The second project was based on the experience of a livestock scientist who had developed a novel and cost effective way of treating an animal health problem – the infection and treatment method (ITM) for the tick borne disease of cattle, East Coast Fever. This approach involves administering a live vaccine (actually the infective agent for East Coast Fever) to cattle and simultaneously treating the symptoms. This develops immunity that protects cattle from subsequent infection. Despite the efficacy of the treatment and its relevance to poor livestock keepers ITM had failed to be put into use. This is partially because of the need for policy changes to authorize the use of a live vaccine, and partially because of the need for the active involvement of agri-business companies to manufacture and distribute it. The project developed during the workshop proposed to use an action research approach to explore and facilitate the creation of the set of linkages between policy makers, livestock scientists and agri-business required to collectively develop ways to legalize, manufacture and distribute the live vaccine that the ITM approach relied on. The project will focus on Kenya , Uganda and Tanzania .

The third project discussed ways in which an existing project on conservation of animal genetic resources could expand its research and training activities so as to better identify, communicate, and facilitate negotiations to address different stakeholder needs. An additional question that came out of this exercise related to the nature of the policy process. Specifically, how to connect the experiences of community-based genetic conservation with the policy processes and actors dealing with both genetic conservation and issues relating to environment and livestock such trade and rural development.

Wider significance
The development and piloting of this training workshop is part of a larger programme of collaboration between UNU-INTECH and ILRI that seeks to establish innovation studies and capacity strengthening hubs in East Africa and South Asia. Using a process of research and joint learning with scientists and policymakers, the regional hubs will develop and promote lessons on how policy and scientific capabilities can be reconfigured in response to changing circumstances, and how innovative capacity in the rural sector can be developed.

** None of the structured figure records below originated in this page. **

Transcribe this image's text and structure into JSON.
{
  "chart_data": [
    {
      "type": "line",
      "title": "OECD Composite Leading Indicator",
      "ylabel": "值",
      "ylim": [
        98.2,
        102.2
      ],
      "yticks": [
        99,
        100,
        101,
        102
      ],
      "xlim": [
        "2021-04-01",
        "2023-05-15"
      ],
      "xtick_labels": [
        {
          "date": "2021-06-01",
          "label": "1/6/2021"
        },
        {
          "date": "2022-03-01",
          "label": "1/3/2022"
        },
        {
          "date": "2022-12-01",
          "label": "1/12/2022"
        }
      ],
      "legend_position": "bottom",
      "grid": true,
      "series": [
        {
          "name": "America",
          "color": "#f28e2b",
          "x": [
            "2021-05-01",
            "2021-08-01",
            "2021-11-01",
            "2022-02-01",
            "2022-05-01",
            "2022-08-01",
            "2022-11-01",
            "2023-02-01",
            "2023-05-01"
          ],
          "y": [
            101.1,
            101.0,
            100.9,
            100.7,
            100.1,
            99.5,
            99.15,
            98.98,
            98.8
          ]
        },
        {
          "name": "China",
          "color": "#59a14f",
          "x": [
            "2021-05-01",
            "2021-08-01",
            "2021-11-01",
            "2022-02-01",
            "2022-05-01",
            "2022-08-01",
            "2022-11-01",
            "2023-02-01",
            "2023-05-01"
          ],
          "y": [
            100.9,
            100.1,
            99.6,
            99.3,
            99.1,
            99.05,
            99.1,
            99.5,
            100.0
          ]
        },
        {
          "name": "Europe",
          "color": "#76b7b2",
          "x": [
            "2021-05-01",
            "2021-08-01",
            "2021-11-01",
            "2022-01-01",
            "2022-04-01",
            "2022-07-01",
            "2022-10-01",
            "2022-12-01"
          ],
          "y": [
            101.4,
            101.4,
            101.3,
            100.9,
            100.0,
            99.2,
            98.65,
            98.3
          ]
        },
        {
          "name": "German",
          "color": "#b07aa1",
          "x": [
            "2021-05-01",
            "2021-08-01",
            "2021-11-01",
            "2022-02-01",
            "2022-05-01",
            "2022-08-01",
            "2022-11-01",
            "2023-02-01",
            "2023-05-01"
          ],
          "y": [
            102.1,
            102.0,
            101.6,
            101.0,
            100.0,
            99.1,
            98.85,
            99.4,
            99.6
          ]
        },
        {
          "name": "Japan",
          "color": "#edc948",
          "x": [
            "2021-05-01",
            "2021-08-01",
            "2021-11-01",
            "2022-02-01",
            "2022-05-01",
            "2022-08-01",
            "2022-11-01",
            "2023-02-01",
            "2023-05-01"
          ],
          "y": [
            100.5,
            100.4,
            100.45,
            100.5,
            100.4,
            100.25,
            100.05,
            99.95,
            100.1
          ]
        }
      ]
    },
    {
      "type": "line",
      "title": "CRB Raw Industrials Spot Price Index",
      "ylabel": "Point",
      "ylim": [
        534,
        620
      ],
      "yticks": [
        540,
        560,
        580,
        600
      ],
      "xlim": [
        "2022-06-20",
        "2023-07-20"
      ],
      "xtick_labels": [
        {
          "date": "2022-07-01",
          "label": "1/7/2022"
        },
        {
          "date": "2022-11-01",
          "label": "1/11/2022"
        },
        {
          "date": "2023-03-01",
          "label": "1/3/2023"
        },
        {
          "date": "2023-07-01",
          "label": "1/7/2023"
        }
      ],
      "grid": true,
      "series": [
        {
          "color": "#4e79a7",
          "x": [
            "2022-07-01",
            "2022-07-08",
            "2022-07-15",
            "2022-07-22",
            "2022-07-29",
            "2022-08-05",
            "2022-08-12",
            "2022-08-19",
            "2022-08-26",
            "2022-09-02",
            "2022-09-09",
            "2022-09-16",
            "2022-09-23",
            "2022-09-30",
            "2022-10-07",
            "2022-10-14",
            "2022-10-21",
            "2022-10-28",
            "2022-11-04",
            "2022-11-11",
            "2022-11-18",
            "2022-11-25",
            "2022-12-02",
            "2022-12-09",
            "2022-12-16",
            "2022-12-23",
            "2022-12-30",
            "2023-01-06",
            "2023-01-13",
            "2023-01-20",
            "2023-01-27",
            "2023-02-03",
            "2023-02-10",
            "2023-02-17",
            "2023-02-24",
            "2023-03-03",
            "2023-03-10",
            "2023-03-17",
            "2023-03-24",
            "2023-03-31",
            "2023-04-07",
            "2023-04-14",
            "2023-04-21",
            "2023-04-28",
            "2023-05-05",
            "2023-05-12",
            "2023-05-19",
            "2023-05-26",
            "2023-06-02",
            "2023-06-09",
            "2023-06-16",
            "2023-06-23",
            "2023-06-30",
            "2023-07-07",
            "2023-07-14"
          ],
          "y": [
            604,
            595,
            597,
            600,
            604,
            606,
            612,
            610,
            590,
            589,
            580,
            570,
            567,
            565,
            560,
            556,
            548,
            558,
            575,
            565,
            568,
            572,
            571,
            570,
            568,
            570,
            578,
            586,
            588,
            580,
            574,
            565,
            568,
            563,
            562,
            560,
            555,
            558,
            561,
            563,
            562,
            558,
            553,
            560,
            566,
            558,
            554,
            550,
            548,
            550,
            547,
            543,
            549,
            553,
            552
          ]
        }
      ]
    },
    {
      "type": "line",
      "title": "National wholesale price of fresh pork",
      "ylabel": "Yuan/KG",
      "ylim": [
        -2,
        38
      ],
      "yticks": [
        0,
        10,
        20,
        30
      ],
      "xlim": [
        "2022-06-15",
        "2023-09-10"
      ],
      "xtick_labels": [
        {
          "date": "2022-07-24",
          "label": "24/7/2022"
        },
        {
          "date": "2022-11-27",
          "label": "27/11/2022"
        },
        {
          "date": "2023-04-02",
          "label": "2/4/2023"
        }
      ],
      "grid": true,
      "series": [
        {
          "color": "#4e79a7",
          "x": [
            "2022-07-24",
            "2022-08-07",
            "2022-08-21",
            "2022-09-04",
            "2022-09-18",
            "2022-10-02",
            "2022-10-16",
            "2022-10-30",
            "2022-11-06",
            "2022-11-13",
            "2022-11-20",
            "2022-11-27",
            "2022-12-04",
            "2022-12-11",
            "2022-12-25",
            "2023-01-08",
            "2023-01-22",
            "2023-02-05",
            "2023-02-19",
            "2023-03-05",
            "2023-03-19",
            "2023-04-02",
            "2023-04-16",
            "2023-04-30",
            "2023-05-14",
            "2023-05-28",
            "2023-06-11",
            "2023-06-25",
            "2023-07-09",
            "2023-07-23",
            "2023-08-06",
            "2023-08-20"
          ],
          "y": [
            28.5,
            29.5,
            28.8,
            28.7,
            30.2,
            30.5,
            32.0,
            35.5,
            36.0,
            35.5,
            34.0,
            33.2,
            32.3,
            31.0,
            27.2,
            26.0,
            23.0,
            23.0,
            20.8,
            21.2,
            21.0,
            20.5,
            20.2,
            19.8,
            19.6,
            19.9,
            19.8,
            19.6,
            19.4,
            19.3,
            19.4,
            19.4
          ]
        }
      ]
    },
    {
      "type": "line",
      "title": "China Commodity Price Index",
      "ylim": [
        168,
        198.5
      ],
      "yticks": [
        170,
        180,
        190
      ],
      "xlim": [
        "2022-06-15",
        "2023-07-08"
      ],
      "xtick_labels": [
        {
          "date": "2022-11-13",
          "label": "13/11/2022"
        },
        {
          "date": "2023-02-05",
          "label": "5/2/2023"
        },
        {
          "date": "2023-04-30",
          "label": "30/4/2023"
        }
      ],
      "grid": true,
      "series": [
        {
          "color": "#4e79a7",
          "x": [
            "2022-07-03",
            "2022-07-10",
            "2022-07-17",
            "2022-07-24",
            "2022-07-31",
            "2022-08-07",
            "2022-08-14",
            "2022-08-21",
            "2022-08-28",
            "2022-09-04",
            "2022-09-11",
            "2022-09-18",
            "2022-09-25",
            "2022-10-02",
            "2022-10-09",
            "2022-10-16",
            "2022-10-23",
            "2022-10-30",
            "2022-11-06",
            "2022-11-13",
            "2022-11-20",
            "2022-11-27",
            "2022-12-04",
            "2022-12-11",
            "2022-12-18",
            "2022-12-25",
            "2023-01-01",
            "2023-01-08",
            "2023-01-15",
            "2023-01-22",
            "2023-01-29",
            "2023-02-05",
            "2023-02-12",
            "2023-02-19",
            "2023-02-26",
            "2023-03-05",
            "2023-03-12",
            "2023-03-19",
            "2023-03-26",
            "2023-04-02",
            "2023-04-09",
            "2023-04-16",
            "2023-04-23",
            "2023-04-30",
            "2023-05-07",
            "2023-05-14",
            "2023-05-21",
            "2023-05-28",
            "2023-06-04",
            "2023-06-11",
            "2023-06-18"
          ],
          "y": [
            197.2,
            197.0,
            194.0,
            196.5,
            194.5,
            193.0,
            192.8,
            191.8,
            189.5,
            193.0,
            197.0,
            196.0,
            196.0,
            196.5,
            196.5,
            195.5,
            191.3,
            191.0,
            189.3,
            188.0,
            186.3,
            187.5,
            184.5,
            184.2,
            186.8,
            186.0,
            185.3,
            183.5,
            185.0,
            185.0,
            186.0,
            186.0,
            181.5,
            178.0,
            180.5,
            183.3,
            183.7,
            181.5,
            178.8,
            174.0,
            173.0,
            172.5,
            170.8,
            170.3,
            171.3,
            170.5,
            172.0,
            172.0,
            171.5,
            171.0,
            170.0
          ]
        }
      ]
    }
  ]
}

The regional hubs will act as focal points to develop and exchange information on ways of innovating and creating novelty in the rural sector through the better integration of science and technology with a wider set of economic and policy actors found in the development arena. Training workshops of this kind will be one mechanism for taking concepts and principles developed through empirical research to assist scientific, policy and other actors to operationalize these in the way they plan and work.

The focus on project design in the workshops will contribute to the overall strategy of building on-going, long term relationships with scientists and policymakers as they attempt to apply innovation systems ideas. By facilitating and mentoring this process as these projects and other interventions proceed, the hubs will jointly learn lessons on how policy and practice can be reconfigured in response to changing circumstances. The hubs will then be in a position to exchange and diffuse these lessons more widely.